More than just a databank, though, Siemens' knowledge-sharing program recognizes local peculiarities. For example, a sales team in Malaysia customized a broadband network to meet a client's specific needs, but the project was based on a network designed by a Siemens team in Denmark to the client's specs. ShareNet may be the common repository, but the know-how in it needs to be tailored to the location and the particular requirements.
That's the reality of globalization. A U.S. company can't simply pack up its best practices, ship them off to another country and expect them to work exactly the same way. The management of intellectual capital needs to reflect global characteristics, as well. "The old corporate culture doesn't work in other parts of the world," explains R.S. Moorthy, director of Motorola University, the training, education and research center of Motorola, Inc. "As we become more global, we recognize that it is important to look at values rather than procedure. It is important to learn from what is happening in other parts of the world. Understanding other cultures is critical to how we do business."
Yet some best practices do turn out to be universal. Take Pfizer's awareness that in many parts of the world, pharmacies function as community centers -- which means that patients seeking prescriptions for some conditions may be embarrassed to do so in front of friends and neighbors. The solution is as simple as putting a plain sleeve around a product box, and as complex as coaching doctors in how to address conditions without embarrassment to themselves or their patients.
Deloitte Consulting's regional managing partner for greater China, Shane Tedjarati -- a native of Montreal, raised in Canada and Europe and living in China for the past decade -- acknowledges the importance of adapting Deloitte's global corporate culture to accommodate his local clients. "Most of them ask, 'Have you done this type of work before?

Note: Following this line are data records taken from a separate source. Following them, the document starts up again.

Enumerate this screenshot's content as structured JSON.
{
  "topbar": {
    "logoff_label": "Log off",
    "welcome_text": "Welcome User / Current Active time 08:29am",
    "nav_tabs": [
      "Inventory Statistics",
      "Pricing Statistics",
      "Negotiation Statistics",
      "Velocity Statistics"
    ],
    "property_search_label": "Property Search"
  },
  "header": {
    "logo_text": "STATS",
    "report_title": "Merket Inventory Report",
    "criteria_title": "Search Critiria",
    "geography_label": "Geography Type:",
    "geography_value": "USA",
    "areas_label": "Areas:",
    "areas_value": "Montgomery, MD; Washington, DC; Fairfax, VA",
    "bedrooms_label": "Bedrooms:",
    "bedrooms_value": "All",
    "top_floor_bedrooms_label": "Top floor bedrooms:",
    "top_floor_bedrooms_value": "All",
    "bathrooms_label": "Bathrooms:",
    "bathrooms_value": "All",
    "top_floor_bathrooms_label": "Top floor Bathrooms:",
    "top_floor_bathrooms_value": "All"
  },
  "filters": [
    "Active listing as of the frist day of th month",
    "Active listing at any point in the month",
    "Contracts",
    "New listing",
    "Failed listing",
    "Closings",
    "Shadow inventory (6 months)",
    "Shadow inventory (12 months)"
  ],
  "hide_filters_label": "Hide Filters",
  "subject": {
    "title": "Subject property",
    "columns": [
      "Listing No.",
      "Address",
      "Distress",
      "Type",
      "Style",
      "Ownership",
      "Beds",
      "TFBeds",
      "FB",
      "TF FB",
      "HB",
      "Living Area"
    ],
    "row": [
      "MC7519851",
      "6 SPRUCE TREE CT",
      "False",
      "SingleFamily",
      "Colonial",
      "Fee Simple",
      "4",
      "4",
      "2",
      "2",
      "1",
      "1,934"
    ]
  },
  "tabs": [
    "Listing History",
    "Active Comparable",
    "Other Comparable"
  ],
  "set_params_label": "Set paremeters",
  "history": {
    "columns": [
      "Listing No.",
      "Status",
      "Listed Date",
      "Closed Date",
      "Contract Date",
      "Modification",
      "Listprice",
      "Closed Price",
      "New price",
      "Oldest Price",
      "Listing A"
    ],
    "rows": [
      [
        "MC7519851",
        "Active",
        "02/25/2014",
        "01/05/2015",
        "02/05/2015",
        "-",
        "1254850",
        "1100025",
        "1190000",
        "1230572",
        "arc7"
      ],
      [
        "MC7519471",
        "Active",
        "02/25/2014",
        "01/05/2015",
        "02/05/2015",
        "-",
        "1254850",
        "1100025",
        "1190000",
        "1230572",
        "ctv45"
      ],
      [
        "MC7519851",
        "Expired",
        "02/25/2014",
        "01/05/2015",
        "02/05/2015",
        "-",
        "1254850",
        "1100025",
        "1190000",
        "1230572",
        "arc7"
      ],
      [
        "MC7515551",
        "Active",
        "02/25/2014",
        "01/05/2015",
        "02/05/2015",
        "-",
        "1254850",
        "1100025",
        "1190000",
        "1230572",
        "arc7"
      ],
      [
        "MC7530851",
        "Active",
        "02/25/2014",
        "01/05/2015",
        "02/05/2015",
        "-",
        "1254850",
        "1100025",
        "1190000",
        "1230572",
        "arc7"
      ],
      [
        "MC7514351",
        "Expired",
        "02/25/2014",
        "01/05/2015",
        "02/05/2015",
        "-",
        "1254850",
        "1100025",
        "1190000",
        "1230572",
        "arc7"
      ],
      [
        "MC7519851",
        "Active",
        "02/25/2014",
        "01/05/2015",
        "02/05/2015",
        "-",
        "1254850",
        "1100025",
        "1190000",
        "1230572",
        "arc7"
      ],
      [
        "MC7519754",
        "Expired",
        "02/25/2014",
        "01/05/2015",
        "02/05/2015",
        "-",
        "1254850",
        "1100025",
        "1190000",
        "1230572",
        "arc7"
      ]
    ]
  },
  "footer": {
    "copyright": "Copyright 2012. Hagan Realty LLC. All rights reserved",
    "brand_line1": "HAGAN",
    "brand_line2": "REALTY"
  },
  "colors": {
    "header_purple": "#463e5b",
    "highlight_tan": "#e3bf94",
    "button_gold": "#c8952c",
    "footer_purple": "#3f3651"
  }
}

And where?'" he says. "They like to know that we're able to harness that experience and use our best practices in their particular environment, or translate them to their particular set of requirements. That is very key to what we do, although it does not mean that we use cookie-cutter types of consulting."
Colgate-Palmolive, in expanding its intellectual capital internationally, has instituted a program that nurtures the human element. People are relocated outside their home countries, for six-month to two-year assignments, as a way to establish new knowledge networks and to leverage learning from one part of the world to another. The consumer products manufacturer also has implemented comprehensive education and training programs to support and share learning among its employees on a global basis.
Knowledge management pioneer Buckman Laboratories has gone so far as to offer courses for credit and degree programs from about 20 different universities around the world, free of charge, to its work force. "We had to go through the culture change we did," says Robert Buckman, chairman of the executive committee of the specialty chemical maker's board of directors, "and to create unlimited opportunities for our employees to grow -- both to retain them and to keep their knowledge valuable to the company and to the customers they serve."
KNOWING A PLACE FROM THE INSIDE OUT
Of course, the Internet has been a prime instigator of globalization, particularly with its ability to link buyers and sellers, anytime, anywhere. However, layered into the data and processes that facilitate global transactions are deeply embedded regional nuances -- and they didn't get there through any software upgrades or versioning. That type of specialized input comes from having knowledge workers on the ground in other countries who are intimately familiar with their environment.